The findings of the court a quo
[44] In convicting the first appellant on both counts, the court a quo, when evaluating Thamsanqwe’s evidence, was of the view that he was a single witness and his evidence had to be approached with caution. It referred to the contradictions in his evidence and the fact that he retracted portions of his evidence from when he first testified and when he was cross-examined. It found as a matter of fact that Thamsanqwe was under the influence of alcohol when the incident occurred. In addition, it also acknowledged that the two witnesses, Madladla and Mazibuko, were also heavily intoxicated when they attended at the Mkhwanazi homestead. It found Mazibuko to be an uncooperative and evasive witness.
[45] In evaluating the evidence of the first appellant, it found that ‘he displayed no confidence in his version’ and changed his version ‘midstream’. It found the first appellant’s version inconsistent with the probabilities.
[46] Despite finding the evidence of Thamsanqwe unreliable and replete with contradictions and inconsistencies, the court a quo found that the probabilities favoured Thamsanqwe’s version and accepted same.
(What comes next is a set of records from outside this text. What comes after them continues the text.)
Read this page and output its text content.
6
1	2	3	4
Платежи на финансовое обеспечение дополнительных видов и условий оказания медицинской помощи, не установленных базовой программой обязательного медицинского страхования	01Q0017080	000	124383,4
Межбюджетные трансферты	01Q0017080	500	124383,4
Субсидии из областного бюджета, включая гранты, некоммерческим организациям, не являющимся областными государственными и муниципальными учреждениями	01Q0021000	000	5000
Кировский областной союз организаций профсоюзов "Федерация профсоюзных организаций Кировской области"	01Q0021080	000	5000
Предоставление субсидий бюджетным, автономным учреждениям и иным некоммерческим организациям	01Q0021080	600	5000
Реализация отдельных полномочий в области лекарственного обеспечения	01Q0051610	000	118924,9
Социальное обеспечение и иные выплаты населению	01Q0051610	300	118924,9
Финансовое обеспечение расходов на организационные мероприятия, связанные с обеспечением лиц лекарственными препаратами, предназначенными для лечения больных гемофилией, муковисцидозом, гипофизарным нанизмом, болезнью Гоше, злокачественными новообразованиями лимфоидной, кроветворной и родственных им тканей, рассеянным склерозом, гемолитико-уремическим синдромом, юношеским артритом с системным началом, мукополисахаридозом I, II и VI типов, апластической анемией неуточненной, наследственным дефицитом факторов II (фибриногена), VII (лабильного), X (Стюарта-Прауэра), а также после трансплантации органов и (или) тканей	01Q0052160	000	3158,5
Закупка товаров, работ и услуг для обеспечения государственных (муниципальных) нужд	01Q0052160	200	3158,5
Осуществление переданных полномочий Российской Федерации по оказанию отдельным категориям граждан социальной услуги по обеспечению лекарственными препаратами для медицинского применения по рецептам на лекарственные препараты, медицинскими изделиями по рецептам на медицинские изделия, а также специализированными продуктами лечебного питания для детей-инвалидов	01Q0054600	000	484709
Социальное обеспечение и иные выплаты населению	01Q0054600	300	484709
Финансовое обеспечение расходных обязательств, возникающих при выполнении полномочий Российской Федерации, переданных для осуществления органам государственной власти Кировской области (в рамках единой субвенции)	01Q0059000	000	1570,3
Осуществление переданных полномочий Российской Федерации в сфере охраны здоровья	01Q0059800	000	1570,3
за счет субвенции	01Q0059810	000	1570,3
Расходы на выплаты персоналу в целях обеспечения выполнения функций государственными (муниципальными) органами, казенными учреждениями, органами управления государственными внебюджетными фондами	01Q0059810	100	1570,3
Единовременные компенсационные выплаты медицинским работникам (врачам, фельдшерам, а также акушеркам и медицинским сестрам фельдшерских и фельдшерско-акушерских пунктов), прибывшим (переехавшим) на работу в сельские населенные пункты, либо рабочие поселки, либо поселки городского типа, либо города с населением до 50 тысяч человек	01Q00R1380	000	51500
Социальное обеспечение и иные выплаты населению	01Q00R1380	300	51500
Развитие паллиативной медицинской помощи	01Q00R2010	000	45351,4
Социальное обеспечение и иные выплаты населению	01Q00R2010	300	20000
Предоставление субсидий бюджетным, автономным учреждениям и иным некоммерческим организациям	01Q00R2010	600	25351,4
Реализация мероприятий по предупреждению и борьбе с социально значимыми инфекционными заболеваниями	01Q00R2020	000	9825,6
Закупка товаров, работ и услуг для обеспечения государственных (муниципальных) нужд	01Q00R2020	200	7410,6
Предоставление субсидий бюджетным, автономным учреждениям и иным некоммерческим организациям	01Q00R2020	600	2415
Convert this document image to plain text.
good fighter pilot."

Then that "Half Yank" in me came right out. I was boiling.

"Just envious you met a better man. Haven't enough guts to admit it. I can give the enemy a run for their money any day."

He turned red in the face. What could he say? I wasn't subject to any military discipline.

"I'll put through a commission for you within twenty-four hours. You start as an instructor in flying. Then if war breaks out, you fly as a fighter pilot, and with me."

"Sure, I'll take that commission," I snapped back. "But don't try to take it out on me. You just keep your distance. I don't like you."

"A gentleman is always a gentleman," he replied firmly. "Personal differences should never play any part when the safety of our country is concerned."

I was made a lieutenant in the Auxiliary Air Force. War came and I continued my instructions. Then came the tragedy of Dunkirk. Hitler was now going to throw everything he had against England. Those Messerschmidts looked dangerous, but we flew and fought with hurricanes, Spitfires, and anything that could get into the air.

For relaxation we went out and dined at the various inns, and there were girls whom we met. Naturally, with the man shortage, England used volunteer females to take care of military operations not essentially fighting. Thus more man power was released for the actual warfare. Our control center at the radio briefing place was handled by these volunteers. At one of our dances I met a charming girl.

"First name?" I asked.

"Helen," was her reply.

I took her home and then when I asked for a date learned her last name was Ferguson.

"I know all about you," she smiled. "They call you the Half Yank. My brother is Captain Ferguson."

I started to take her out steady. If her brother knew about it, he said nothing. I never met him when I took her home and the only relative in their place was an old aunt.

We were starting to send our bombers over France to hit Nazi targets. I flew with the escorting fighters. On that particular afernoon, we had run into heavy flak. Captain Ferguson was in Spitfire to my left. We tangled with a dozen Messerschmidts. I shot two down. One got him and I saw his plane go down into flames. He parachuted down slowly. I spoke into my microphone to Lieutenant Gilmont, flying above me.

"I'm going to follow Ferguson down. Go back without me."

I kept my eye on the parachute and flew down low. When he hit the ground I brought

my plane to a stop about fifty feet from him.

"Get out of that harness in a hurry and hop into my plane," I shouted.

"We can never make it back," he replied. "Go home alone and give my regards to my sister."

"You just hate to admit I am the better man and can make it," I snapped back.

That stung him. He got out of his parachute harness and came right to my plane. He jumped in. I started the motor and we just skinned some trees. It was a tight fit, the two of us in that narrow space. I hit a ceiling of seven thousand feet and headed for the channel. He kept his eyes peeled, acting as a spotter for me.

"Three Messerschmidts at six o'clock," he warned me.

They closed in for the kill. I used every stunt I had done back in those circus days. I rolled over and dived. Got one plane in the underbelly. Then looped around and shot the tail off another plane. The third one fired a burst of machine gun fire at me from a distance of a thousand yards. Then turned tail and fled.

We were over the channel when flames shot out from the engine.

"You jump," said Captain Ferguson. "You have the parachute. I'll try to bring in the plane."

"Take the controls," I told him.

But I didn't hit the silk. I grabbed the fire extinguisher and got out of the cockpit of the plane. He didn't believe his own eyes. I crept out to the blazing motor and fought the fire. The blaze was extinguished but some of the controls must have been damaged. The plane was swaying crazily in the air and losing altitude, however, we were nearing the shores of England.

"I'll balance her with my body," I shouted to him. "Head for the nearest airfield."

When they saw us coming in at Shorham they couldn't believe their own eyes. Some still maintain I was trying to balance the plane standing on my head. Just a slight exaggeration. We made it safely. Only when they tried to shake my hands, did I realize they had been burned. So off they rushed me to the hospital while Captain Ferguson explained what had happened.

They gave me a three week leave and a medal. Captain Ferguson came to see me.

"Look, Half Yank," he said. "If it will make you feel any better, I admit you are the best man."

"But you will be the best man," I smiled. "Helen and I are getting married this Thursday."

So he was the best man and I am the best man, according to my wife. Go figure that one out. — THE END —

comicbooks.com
The court a quo was of the view that the conduct of Thokozani, namely the insults directed at Thamsanqwe was the trigger event which prompted Thamsanqwe’s conduct.
[47] Despite the court a quo’s acceptance of Thamsanqwe’s evidence, further on in the judgment, the court a quo was then was critical of his evidence and his failure to make certain disclosures to the court during cross-examination. It found:
‘I have no doubt that the complainant deliberately withheld the fact that he broke the window from the Court and when he eventually disclosed it, he was not completely frank about how it came about He clearly downplayed the role which he played and one can safely accept that he maliciously broke the window and one can further accept that it was this conduct of the complainant which triggered the events which were to follow.’
[48] It rejected the first appellant’s version that when he followed the deceased and Thamsanqwe to the deceased’s home, he observed them picking up stones and placed them in front of the house. It opined that this conduct of the deceased and Thamsanqwe was not the conduct of persons so inebriated that they did not know what they were doing, and was of the view that the first appellant’s evidence was a fabrication to explain the presence of the stones in front of the deceased’s home.
[49] It rejected the first appellant’s evidence that he merely wanted to talk to the deceased and Thamsanqwe, as according to the first appellant, they were highly intoxicated, aggressive and violent. In rejecting the first appellant’s and Siyanda’s evidence, the court a quo was of the view that they contradicted each other and their versions were inconsistent with the probabilities.
[50] Because it did not find corroboration for Thamsanqwe’s evidence as to how the physical altercation between the deceased, Thamsanqwe and the first appellant started, the court a quo indicated that it accepted that the first appellant acted in self-defence when he assaulted Thamsanqwe and the deceased.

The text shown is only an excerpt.